Even so, though, his glance flicked to the American flag rippling atop the foremast. The sight of the thirty-four-star banner rippling in the brisk breeze must have reassured him. "They'll see us just fine. Here, if you're still worried, I'll send up a flare, that I will." He dug a cigar out of his jacket pocket, scraped a match against the sole of his boot, and puffed out a cloud almost as malodorous as the coal smoke issuing from the Yorck's stacks.

As if his cigar had been a message to the German cruiser, signal flags sprouted from her yards. O'Donnell raised the telescope to his eye once more. The cigar in his mouth jerked sharply upward, a sure sign of good humor. "By Jesus, they want to know if we have fish to sell!" he burst out. He turned to Butcher. "Tell 'em yes, and don't waste a second doing it."

The affirmative pennant went up almost as quickly as the order had been given. The Yorck slowed in the water, drifting to a stop about a quarter-mile from the Ripple. Then everyone aboard the steam trawler whooped with delight as the German cruiser let down a boat. "Hot damn!" yelled Lucas Phelps, one of the men minding the trawl the Ripple had been dragging along the shallow bottom of Georges Bank. "The Germans, they'll pay us better'n the Bay State Fishing Company ever would."

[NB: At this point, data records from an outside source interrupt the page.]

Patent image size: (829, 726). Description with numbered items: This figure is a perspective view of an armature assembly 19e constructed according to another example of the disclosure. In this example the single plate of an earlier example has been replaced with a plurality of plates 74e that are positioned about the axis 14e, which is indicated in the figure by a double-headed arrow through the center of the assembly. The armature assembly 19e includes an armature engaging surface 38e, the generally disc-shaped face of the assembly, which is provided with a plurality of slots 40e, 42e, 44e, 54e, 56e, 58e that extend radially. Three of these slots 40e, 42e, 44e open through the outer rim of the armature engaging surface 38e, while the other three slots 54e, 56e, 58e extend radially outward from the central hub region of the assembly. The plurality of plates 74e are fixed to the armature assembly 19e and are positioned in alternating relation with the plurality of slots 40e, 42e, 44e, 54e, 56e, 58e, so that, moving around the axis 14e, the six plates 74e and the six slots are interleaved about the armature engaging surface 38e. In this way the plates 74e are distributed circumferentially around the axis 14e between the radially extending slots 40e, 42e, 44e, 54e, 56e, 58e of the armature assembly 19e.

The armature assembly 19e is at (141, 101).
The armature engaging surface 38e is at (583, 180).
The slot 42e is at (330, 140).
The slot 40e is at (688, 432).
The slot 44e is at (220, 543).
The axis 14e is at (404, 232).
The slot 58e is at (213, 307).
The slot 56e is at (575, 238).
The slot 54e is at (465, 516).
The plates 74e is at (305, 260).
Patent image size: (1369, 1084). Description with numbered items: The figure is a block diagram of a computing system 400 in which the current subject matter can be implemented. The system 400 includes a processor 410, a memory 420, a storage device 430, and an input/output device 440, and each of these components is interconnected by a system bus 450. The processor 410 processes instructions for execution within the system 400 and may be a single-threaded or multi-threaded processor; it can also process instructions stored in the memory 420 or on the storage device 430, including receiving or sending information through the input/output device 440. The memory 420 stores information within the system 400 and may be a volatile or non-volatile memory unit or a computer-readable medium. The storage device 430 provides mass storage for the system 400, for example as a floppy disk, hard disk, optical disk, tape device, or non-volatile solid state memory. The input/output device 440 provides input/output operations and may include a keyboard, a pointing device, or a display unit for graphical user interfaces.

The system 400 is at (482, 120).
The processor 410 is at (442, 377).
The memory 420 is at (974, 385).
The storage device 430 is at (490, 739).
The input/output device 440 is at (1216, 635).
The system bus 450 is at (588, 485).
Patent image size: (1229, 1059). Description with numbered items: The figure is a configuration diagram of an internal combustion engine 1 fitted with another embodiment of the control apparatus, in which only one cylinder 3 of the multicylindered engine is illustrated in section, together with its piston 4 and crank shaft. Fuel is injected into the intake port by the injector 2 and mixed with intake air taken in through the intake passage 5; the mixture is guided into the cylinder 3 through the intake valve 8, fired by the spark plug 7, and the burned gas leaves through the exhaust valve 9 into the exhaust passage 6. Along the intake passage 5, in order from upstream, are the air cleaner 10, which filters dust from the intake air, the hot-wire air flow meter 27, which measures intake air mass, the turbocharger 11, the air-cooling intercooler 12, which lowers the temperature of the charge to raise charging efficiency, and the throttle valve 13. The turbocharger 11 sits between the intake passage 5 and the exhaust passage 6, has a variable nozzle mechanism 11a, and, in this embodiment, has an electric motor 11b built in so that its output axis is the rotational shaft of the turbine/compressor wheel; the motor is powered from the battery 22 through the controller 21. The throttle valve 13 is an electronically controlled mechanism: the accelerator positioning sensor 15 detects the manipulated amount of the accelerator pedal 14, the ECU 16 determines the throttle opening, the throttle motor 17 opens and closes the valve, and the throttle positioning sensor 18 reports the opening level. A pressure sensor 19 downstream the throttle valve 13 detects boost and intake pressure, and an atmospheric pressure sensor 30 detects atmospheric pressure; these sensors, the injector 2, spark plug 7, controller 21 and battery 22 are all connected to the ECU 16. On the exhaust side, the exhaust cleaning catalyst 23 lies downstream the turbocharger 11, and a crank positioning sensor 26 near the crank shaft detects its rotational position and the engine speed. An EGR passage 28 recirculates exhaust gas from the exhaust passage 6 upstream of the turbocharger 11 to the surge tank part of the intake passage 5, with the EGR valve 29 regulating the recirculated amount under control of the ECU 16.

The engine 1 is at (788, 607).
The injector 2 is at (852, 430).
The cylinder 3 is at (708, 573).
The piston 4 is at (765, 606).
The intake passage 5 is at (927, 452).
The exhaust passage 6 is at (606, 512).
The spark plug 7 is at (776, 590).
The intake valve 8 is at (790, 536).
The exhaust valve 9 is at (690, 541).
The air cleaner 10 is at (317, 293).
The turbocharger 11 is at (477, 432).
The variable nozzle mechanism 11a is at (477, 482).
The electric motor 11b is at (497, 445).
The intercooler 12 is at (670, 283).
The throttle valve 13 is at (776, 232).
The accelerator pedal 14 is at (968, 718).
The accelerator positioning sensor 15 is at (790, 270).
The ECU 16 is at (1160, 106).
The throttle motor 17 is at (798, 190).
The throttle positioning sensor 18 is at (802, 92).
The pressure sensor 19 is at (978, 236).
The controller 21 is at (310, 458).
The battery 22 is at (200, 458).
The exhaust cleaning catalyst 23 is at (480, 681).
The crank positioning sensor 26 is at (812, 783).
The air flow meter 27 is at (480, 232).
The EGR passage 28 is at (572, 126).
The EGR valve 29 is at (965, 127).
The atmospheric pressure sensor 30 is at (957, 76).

"And it all goes into our pockets, too," Fred Butcher said gleefully. On fish that made it back to Boston, the crew and the company that owned the boat split the take down the middle. Butcher went on, "We're light five hundred, a thousand pounds of haddock, that's not ever gonna get noticed."

The happy silence of conspiracy settled over the Ripple. Before long, the eight men in the Yorck's lifeboat came alongside the trawler. "Permission to come aboard?" asked the petty officer who evidently headed up the little crew.

"Permission granted," Patrick O'Donnell answered, as formally as if he were still in the Navy. He turned to Enos. "Let down the rope ladder, George."